Vader - allereerst Vader en niet Moeder, omdat de Moedergodinnen
van die
tijd verbonden waren met afgodsdiensten, met vruchtbaarheidsrituelen,
waarbij de
godheid wordt gemanipuleerd. De God van Jezus Christus laat Zich niet
manipuleren, Hij staat daar ver boven. Het is op dat moment en op die
plaats
onmogelijk dat Jezus Zijn leerlingen zou aanmoedigen God als Moeder aan
te
spreken. Bovendien is de Vaderfiguur in het gezin degene die zich
concentreert
op het min of meer zelfstandige kind. Een klein kind wordt door de
moeder
verzorgd totdat het levensgevaar van de eerste kritieke jaren geweken
is. Zij
houdt het in leven. Pas daarna komt de vader er aan te pas, om het kind
op te
voeden tot volwassene. Er is allereerst vertrouwen en
vertrouwelijkheid, je
vader zorgt voor je; er is ook interactie, er is een leerproces,
waarbij de
vader altijd een voorsprong heeft en houdt. Daarbij hoort respect en
aandacht.
Er komt ook een moment waarop het kind op eigen benen kan staan. Daar
wordt naar
toe gewerkt in elke goede opvoeding. Dan kan een mens doen wat er van
hem of
haar mag worden verwacht. En dat is goed. Dit alles brengen die paar
simpele
woordjes Onze Vader al mee.
Die in de Hemel is...
Het gaat niet om Iemand die op een gegeven moment op gelijke voet met je staat. Waar je mee spreekt: oog in oog, op gelijke hoogte. Ook al mag in Jezus' tijd de vader in principe altijd respect verwachten van zijn zoon of dochter, hier wordt een spanningsboog aangelegd tussen God die er voor ons is, en die altijd aanspreekbaar is voor ons, maar die wel Hoog en Verheven en Heilig en Machtig is. Met hoofdletters. Die ons bestaan verre overstijgt. Die onze Schepper is. De Hemel is de plaats waar Hij volkomen tot Zijn recht komt. En onze blikrichting wordt in díe richting voortgezet in de lofprijzing die op deze aanspreking volgt:
Uw (konink)rijk kome...
(Waar bij de meer Calvinistische tak in ons land het woord
koninkrijk wordt
gebruikt, en bij de Lutherse en ànders katholieke (= algemene!)
gelovigen vaak
het woord rijk in zwang is, wordt in de betekenis er van geen
verschil
gemaakt.)
Gods koningschap wordt hier impliciet verondersteld, en het wordt tijd
dat
iedereen het mag zien en ervaren.
Dat is ons verlangen, het is ook een vraag aan God: laat eens wat zien!

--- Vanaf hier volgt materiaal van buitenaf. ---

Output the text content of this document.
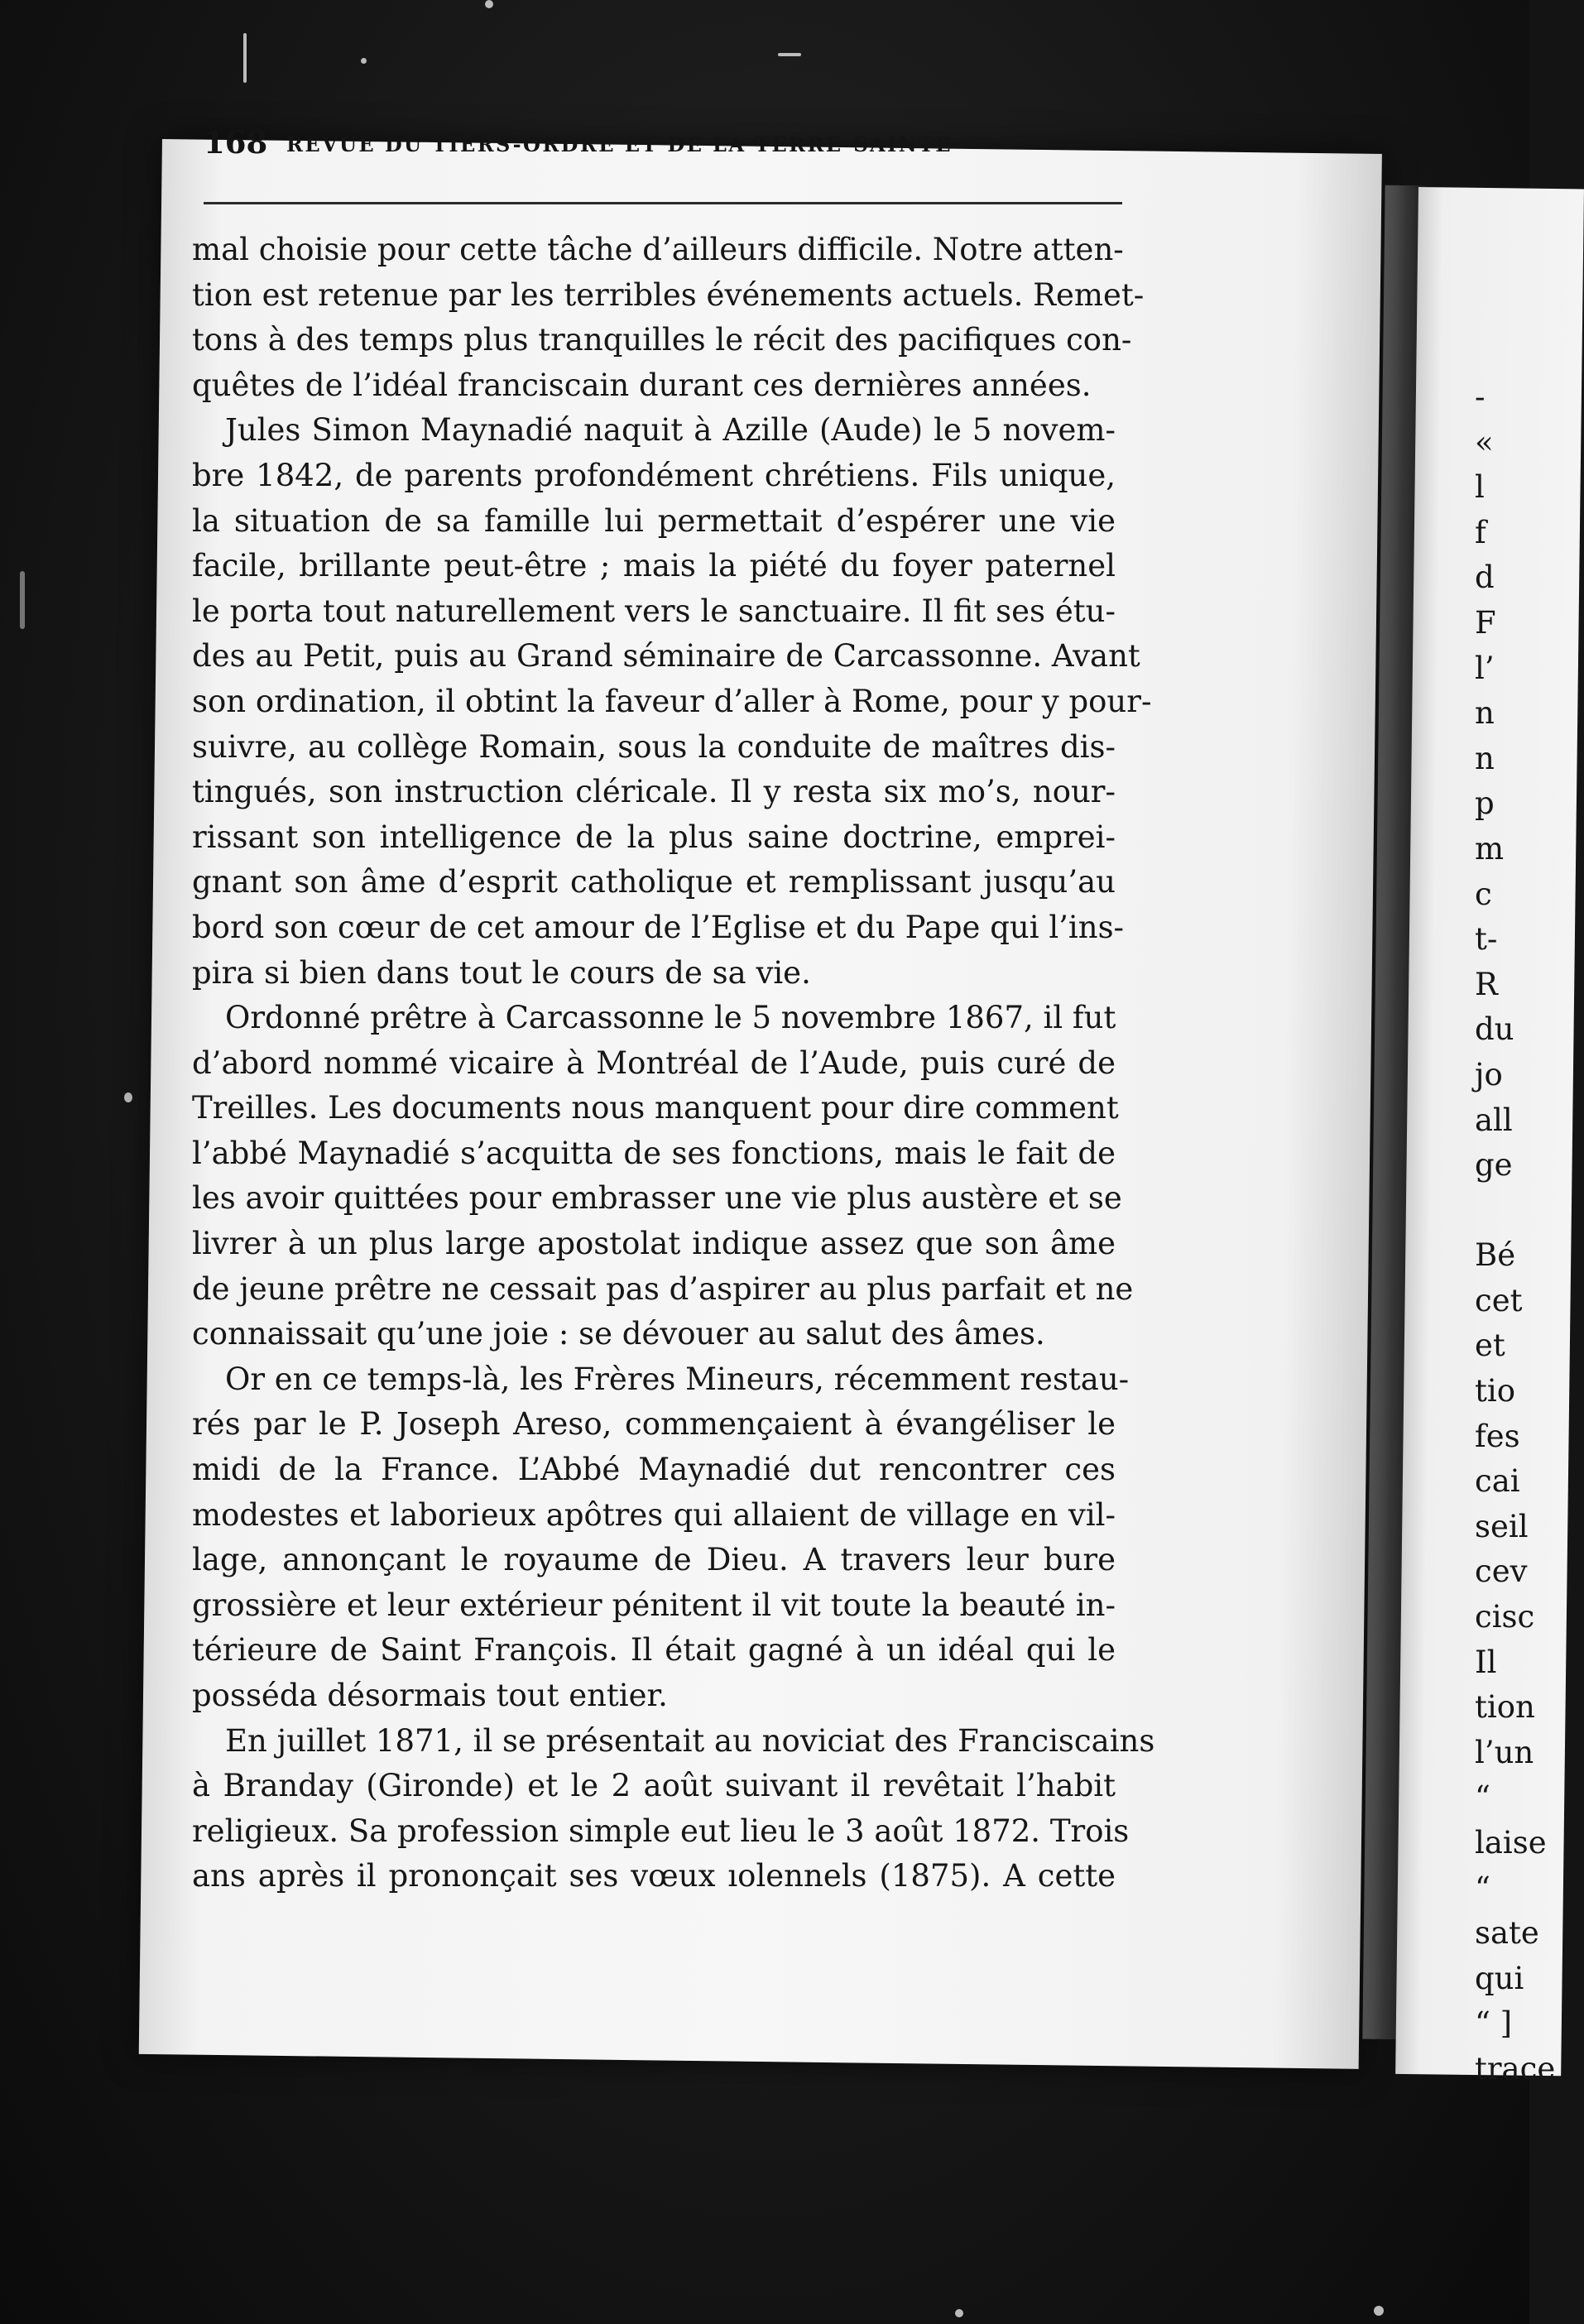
168 REVUE DU TIERS-ORDRE ET DE LA TERRE-SAINTE
mal choisie pour cette tâche d’ailleurs difficile. Notre atten-
tion est retenue par les terribles événements actuels. Remet-
tons à des temps plus tranquilles le récit des pacifiques con-
quêtes de l’idéal franciscain durant ces dernières années.
Jules Simon Maynadié naquit à Azille (Aude) le 5 novem-
bre 1842, de parents profondément chrétiens. Fils unique,
la situation de sa famille lui permettait d’espérer une vie
facile, brillante peut-être ; mais la piété du foyer paternel
le porta tout naturellement vers le sanctuaire. Il fit ses étu-
des au Petit, puis au Grand séminaire de Carcassonne. Avant
son ordination, il obtint la faveur d’aller à Rome, pour y pour-
suivre, au collège Romain, sous la conduite de maîtres dis-
tingués, son instruction cléricale. Il y resta six mo’s, nour-
rissant son intelligence de la plus saine doctrine, emprei-
gnant son âme d’esprit catholique et remplissant jusqu’au
bord son cœur de cet amour de l’Eglise et du Pape qui l’ins-
pira si bien dans tout le cours de sa vie.
Ordonné prêtre à Carcassonne le 5 novembre 1867, il fut
d’abord nommé vicaire à Montréal de l’Aude, puis curé de
Treilles. Les documents nous manquent pour dire comment
l’abbé Maynadié s’acquitta de ses fonctions, mais le fait de
les avoir quittées pour embrasser une vie plus austère et se
livrer à un plus large apostolat indique assez que son âme
de jeune prêtre ne cessait pas d’aspirer au plus parfait et ne
connaissait qu’une joie : se dévouer au salut des âmes.
Or en ce temps-là, les Frères Mineurs, récemment restau-
rés par le P. Joseph Areso, commençaient à évangéliser le
midi de la France. L’Abbé Maynadié dut rencontrer ces
modestes et laborieux apôtres qui allaient de village en vil-
lage, annonçant le royaume de Dieu. A travers leur bure
grossière et leur extérieur pénitent il vit toute la beauté in-
térieure de Saint François. Il était gagné à un idéal qui le
posséda désormais tout entier.
En juillet 1871, il se présentait au noviciat des Franciscains
à Branday (Gironde) et le 2 août suivant il revêtait l’habit
religieux. Sa profession simple eut lieu le 3 août 1872. Trois
ans après il prononçait ses vœux ıolennels (1875). A cette
-
«
l
f
d
F
l’
n
n
p
m
c
t-
R
du
jo
all
ge
Bé
cet
et
tio
fes
cai
seil
cev
cisc
Il
tion
l’un
“
laise
“
sate
qui
“ ]
trace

Het zou recht doen aan de Heer, wanneer heel de aarde Zijn koningschap
zou zien
en erkennen, en het zou recht doen aan de mens, die dan zou leven in de
omstandigheden waarvoor hij / zij is geschapen. Het diepe verlangen
naar het
moment waarop alles reg sal kom... Dat is wanneer Gods
koninkrijk komt
waarin Zijn wil gedaan wordt, op aarde net zo perfect als in de
Hemel...
Uw wil geschiede...
Wanneer je zegt: Úw wil geschiede, er moet maar gebeuren wat
U het beste
vindt, dan ga je er ook van uit dat je zelf vindt, dat de Ander meer
kijk heeft
op de dingen dan jijzelf. Daar is niets mis mee. We kunnen en hoeven
niet alles
te weten en te overzien. En als we er van uit gaan dat God ons heeft
gewild (en
geschapen, op welke manier dan ook), dan mogen we er ook van uitgaan
dat Hij het
goede voor ons wil. Dat wat God wil, uiteindelijk voor iedereen het
beste is.
Dat zit al in de aanspreekvorm: Vader besloten. God mag dan
Machtig en
Heerlijk en Verheven zijn, Hij is géén redeloze tiran,
die mensje-pesten als
hobby heeft. De dingen die Hij van ons verwacht zijn heilzaam, zowel
voor
onszelf als voor de hele wereld. En wat God wil en hoopt van ons is
niet zo heel
erg moeilijk: houden van God, met al onze aandacht en inzet, met ons
gevoel en
zeker met ons verstand.
En de andere opdracht is: houd van je naaste als van jezelf. Het kan
niet zonder
dat je van jezelf houdt. Het is een goddelijke opdracht om van onszelf
te
houden. Waar mensen dat in huiverend ontzag voor de Heilige anders
preken doen
ze Hem en ons tekort. We zijn het waard om bemind te worden. :-) God
wil het.
Hij (Zij) houdt van alle mensen, en wil dat we dat overnemen, dat we
dat delen
met elkaar en met God. En vanzelf gaat Hij er vanuit dat we, wanneer we
zien hoe
het leven in elkaar zit, als we zien met hoeveel zorg en liefde God ons
omringt,
die liefde ook zullen beantwoorden. Uw wil geschiede...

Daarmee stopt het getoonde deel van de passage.